He has the LNP on 41.4, the ALP 37.9, the Greens 7, PUP on 4.6, and Others 9. In two-party-preferred terms he has the LNP on 51.8.

The puff seems to have gone out of PUP, but The Greens are also not doing well.

There’s no single seat polling, but on this basis Newman would lose Ashgrove.

Mark will be writing a few articles during the election. He wrote this one for The Monthly. It’s an excellent read. He says it doesn’t really matter precisely why Queenslanders are facing a snap election.

We may be as ignorant as the several senior ministers who were relaxing on holidays when the premier’s office leaked the news of the impending campaign to the Courier-Mail. What we can infer is that far from the orderly progress towards a triumphant second term, the Queensland conservatives fear defeat.

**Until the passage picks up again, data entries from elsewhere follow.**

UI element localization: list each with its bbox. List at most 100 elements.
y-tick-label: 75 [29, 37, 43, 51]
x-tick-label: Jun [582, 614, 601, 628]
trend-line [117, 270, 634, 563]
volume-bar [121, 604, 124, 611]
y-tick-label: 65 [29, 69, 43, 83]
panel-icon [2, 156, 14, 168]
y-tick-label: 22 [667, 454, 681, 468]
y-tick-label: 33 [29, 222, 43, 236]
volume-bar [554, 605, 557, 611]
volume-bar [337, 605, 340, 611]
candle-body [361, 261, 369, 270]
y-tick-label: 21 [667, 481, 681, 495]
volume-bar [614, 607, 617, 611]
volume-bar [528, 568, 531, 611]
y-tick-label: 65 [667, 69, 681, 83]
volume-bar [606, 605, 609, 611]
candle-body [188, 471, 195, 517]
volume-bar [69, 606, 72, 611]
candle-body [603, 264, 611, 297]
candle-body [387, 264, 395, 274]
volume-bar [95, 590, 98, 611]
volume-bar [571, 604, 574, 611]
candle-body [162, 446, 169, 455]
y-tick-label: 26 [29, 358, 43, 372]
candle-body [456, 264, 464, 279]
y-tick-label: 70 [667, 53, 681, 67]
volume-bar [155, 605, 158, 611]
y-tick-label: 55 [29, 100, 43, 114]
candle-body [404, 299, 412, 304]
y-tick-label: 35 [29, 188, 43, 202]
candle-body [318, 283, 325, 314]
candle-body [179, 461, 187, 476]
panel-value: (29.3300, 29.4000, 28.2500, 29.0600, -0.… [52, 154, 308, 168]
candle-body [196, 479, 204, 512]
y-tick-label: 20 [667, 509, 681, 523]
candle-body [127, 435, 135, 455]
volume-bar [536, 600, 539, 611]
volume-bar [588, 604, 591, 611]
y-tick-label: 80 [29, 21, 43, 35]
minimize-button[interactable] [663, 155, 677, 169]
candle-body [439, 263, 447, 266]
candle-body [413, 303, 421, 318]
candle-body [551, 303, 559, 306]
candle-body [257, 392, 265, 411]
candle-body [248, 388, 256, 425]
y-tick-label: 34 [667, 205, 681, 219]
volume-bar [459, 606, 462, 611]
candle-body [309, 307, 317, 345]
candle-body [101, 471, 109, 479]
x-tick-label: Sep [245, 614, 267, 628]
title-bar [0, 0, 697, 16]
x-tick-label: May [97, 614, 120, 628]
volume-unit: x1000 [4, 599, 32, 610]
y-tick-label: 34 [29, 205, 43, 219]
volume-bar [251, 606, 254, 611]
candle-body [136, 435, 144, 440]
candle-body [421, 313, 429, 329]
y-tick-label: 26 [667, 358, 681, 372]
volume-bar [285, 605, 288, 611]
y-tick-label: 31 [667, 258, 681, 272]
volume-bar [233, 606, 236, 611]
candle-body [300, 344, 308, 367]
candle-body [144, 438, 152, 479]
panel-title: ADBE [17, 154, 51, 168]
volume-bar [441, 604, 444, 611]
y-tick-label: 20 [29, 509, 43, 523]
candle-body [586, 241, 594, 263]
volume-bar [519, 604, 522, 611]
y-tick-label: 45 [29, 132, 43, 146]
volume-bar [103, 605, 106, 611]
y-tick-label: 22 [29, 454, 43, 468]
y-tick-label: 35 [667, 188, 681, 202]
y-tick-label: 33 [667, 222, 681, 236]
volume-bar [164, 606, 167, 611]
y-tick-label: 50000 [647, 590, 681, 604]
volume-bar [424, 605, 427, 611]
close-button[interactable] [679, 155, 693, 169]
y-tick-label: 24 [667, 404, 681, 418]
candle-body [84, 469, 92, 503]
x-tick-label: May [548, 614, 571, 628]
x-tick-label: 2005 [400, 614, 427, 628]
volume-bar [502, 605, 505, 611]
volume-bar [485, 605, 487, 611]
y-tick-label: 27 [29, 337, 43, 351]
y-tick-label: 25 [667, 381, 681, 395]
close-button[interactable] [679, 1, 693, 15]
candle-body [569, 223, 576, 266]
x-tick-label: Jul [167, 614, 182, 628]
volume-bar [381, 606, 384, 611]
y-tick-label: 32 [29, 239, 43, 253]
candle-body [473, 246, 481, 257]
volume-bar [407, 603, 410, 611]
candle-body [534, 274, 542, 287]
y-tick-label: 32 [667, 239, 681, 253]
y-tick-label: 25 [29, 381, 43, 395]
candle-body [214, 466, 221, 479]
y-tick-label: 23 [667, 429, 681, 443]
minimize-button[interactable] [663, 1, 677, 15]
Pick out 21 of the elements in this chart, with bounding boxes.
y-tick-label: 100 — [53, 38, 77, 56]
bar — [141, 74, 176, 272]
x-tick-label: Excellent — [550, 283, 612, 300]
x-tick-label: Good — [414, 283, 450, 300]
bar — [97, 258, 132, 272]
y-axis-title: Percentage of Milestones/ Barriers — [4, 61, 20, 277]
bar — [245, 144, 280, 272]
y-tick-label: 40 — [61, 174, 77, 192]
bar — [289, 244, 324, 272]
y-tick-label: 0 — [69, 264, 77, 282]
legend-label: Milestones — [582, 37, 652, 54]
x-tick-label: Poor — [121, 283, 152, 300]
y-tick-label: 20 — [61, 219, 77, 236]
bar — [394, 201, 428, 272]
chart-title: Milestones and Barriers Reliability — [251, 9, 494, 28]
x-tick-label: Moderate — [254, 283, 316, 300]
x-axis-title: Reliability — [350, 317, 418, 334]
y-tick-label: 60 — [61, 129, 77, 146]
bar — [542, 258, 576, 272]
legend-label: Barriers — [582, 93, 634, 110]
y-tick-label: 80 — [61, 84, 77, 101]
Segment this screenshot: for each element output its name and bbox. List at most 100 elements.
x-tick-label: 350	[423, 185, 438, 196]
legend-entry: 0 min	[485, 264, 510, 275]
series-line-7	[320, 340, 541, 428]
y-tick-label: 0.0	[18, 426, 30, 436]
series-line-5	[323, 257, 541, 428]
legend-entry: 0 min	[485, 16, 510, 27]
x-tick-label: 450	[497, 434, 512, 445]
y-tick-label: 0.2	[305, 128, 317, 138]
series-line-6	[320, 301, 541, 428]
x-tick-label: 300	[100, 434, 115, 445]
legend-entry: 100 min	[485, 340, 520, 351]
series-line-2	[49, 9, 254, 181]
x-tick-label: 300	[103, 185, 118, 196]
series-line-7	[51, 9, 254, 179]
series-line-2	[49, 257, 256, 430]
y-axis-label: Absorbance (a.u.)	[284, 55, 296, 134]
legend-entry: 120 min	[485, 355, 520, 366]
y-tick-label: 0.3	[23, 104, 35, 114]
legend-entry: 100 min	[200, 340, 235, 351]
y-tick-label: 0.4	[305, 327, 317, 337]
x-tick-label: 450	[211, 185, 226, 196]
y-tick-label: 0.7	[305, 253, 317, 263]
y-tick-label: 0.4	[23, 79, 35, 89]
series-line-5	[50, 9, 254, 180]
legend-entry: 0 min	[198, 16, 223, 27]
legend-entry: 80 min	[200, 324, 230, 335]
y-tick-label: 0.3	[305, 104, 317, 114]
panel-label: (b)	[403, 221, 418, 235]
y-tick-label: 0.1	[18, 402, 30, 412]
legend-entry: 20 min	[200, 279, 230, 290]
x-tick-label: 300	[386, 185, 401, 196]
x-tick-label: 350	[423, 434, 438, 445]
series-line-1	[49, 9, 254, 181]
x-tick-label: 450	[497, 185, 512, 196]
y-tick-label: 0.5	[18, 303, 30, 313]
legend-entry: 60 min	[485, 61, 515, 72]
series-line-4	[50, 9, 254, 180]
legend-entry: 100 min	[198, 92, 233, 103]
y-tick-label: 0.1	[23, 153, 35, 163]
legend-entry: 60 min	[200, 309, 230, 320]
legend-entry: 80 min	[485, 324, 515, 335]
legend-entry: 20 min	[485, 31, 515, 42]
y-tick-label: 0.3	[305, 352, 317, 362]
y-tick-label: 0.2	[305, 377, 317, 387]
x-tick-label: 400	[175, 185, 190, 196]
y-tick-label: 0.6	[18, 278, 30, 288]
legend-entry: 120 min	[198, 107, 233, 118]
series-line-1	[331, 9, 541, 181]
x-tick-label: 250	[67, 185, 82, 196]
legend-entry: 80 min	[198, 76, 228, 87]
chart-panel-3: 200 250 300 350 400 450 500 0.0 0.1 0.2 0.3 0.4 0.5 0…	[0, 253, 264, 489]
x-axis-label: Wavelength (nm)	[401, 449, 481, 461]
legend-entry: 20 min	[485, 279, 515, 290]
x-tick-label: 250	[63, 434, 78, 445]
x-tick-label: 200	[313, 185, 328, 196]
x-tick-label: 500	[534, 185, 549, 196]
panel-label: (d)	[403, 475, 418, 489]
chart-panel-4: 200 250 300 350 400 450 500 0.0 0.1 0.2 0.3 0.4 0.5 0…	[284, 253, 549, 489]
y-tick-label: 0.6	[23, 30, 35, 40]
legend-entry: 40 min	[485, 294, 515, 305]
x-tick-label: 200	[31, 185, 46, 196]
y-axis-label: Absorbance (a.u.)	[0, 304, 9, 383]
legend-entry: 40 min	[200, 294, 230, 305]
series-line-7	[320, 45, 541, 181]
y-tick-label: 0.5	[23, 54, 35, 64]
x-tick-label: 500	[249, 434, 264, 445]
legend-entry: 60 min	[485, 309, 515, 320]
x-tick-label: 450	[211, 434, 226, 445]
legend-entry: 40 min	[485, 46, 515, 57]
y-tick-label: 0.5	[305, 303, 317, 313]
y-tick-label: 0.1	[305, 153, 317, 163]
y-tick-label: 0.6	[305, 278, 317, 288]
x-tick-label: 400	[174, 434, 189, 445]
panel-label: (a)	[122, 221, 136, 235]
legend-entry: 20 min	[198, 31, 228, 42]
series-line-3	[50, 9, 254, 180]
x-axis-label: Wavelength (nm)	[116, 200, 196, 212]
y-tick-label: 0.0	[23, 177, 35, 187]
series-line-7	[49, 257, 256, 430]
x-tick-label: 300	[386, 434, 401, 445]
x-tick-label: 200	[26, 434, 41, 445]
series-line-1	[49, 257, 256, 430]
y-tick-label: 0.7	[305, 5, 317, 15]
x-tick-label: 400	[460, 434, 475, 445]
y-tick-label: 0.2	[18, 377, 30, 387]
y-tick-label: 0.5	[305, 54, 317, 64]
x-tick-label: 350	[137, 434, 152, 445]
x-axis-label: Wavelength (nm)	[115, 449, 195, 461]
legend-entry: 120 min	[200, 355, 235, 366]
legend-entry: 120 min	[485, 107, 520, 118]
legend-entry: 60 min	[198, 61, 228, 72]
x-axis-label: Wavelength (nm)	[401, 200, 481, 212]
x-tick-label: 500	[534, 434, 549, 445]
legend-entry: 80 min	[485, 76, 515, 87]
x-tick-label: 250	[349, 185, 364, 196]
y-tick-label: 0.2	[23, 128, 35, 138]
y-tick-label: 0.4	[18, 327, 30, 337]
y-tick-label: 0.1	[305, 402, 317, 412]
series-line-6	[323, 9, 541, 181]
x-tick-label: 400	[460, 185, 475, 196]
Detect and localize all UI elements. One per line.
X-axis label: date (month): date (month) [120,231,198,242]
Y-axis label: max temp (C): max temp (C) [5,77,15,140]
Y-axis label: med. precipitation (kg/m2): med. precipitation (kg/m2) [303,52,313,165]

In part, it’s a tribute to ALP leader Annastacia Palaszczuk and her (now) eight parliamentary Labor colleagues, who have refocused the shattered ALP, and held the government to account despite the very limited opportunities available to an Opposition in both a unicameral parliament and a state with a one-paper town as its capital.

But, even more so, it’s a commentary on how hard it is for right-wing parties to govern in Australia – or anywhere – in the mid 2010s. It’s hard for left-wing parties to govern, too, but that’s another story.

The LNP won in 2012 largely because it wasn’t Labor and promised an “adult”, “no surprises” approach. In policy terms it was a small target strategy.

Holding an electoral coalition together in government, and governing cohesively and in the public interest, rather than throwing raw steak to the dogs of the “base” and the conservatariat, though: that’s a different, and more difficult game.

Campbell Newman won, not by projecting an ideological face, but the exact opposite. Yet he leads a government that seems obsessed with humiliating its enemies, with starting fights, with indulging in flights of fancy, such as removing the requirement for water fluoridation and dressing imprisoned bikies in pink jumpsuits. The government disdained both evidence and consultation as it careered from crisis to crisis, and from absurdity to absurdity. Unemployment has surged, jobs have disappeared, and the economy tastes increasingly sour.

This week it looks as though we are going to get some policies. Labor is going to reduce the ministry from 19 to 14 to save $27 million.

The LNP has announced plans to support apprenticeship training to the tune of $91 million.